2/ La hausse des taux français qui a tant inquiété Moody’s est à relativiser. Au 25 novembre, les taux à 10 ans autrichiens étaient supérieurs aux taux français. L’Agence France Trésor parvient toujours à se financer à des taux très bas et la dernière adjudication de Bunds a été un
revers pour le gouvernement allemand. Depuis lors, les taux allemands ont nettement augmenté, le spread franco-allemand à 10 ans est repassé sous les 150 points de base, et les taux à 10 ans des pays européens non-membres de la zone euro (Royaume-Uni, Danemark et Suède) sont désormais inférieurs aux taux allemands. Manifestement, c’est l’ensemble des pays de la zone euro qui sont sous pression.

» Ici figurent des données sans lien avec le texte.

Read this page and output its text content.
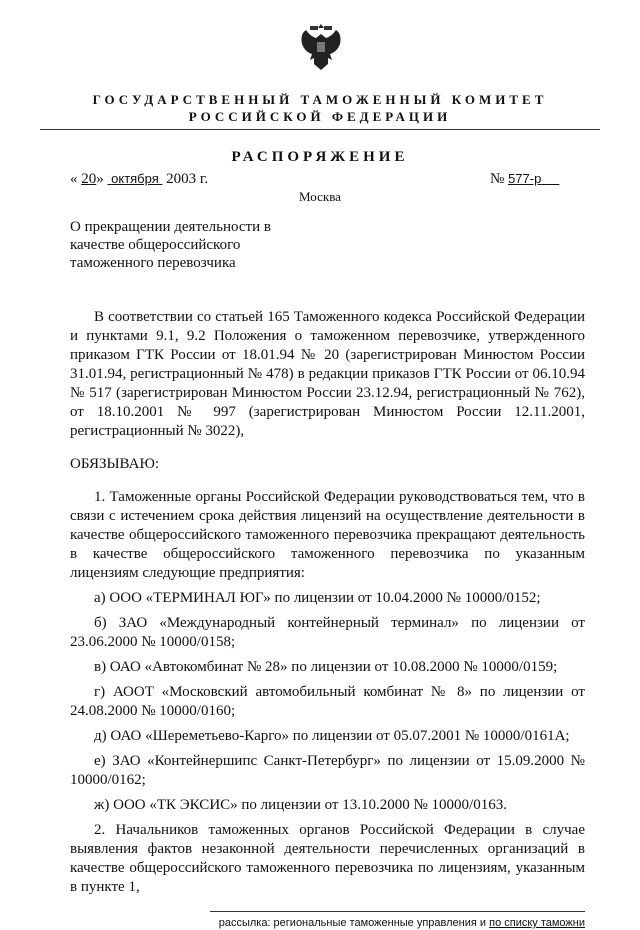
ГОСУДАРСТВЕННЫЙ ТАМОЖЕННЫЙ КОМИТЕТ
РОССИЙСКОЙ ФЕДЕРАЦИИ
РАСПОРЯЖЕНИЕ
« 20» октября 2003 г.	№ 577-р
Москва
О прекращении деятельности в
качестве общероссийского
таможенного перевозчика

В соответствии со статьей 165 Таможенного кодекса Российской Федерации и пунктами 9.1, 9.2 Положения о таможенном перевозчике, утвержденного приказом ГТК России от 18.01.94 № 20 (зарегистрирован Минюстом России 31.01.94, регистрационный № 478) в редакции приказов ГТК России от 06.10.94 № 517 (зарегистрирован Минюстом России 23.12.94, регистрационный № 762), от 18.10.2001 № 997 (зарегистрирован Минюстом России 12.11.2001, регистрационный № 3022),

ОБЯЗЫВАЮ:

1. Таможенные органы Российской Федерации руководствоваться тем, что в связи с истечением срока действия лицензий на осуществление деятельности в качестве общероссийского таможенного перевозчика прекращают деятельность в качестве общероссийского таможенного перевозчика по указанным лицензиям следующие предприятия:

а) ООО «ТЕРМИНАЛ ЮГ» по лицензии от 10.04.2000 № 10000/0152;

б) ЗАО «Международный контейнерный терминал» по лицензии от 23.06.2000 № 10000/0158;

в) ОАО «Автокомбинат № 28» по лицензии от 10.08.2000 № 10000/0159;

г) АООТ «Московский автомобильный комбинат № 8» по лицензии от 24.08.2000 № 10000/0160;

д) ОАО «Шереметьево-Карго» по лицензии от 05.07.2001 № 10000/0161А;

е) ЗАО «Контейнершипс Санкт-Петербург» по лицензии от 15.09.2000 № 10000/0162;

ж) ООО «ТК ЭКСИС» по лицензии от 13.10.2000 № 10000/0163.

2. Начальников таможенных органов Российской Федерации в случае выявления фактов незаконной деятельности перечисленных организаций в качестве общероссийского таможенного перевозчика по лицензиям, указанным в пункте 1,

рассылка: региональные таможенные управления и по списку таможни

3/ La vraie menace sur le AAA français provient en fait du risque d’aggravation de la crise de la dette en zone euro. Contrairement à ce que le président de la Bundesbank a pu affirmer la semaine dernière, l’Italie (pas plus que l’Espagne d’ailleurs), ne peut se permettre d’emprunter durablement à plus de 6% à court terme et à plus de 7% à moyen-long terme. Ces taux rendent stériles les mesures de rigueur budgétaire prises depuis plus d’un an et obligeront à dégager des excédents primaires de plus en plus conséquents. Les gouvernements des troisième et quatrième économies de la zone euro sont donc condamnés à demander l’aide de l’Union européenne et/ou du FMI, faute de voir la BCE aller à leur rescousse en achetant massivement des titres italiens et espagnols. La mise sous tutelle de ces deux pays déclencherait vraisemblablement l’activation du FESF, ce qui gonflerait encore la dette publique des pays de la zone euro et renchérirait leur coût de refinancement. Le spectre d’une restructuration des dettes italienne et espagnole affaiblirait encore les banques des pays de la zone euro (dont les engagements avoisinent respectivement les 298 et 265 milliards d’euros) et accentuerait le « credit crunch » que l’on perçoit depuis quelques semaines. Ce « stress scenario » condamnerait inéluctablement le AAA de la France, quelles que soient les mesures d’austérité budgétaire supplémentaires qui seraient prises.



Le AAA français est largement dépendant de la capacité de l’Italie et de l’Espagne à se financer raisonnablement sur les marchés, comme c’était le cas jusqu’à l’été 2011. La volonté farouche de l’Allemagne d’empêcher la BCE de jouer un rôle de prêteur en dernier ressort de la zone euro pénalise certes la France, mais plus largement fait plonger le cœur de l’Europe dans la récession et la déflation.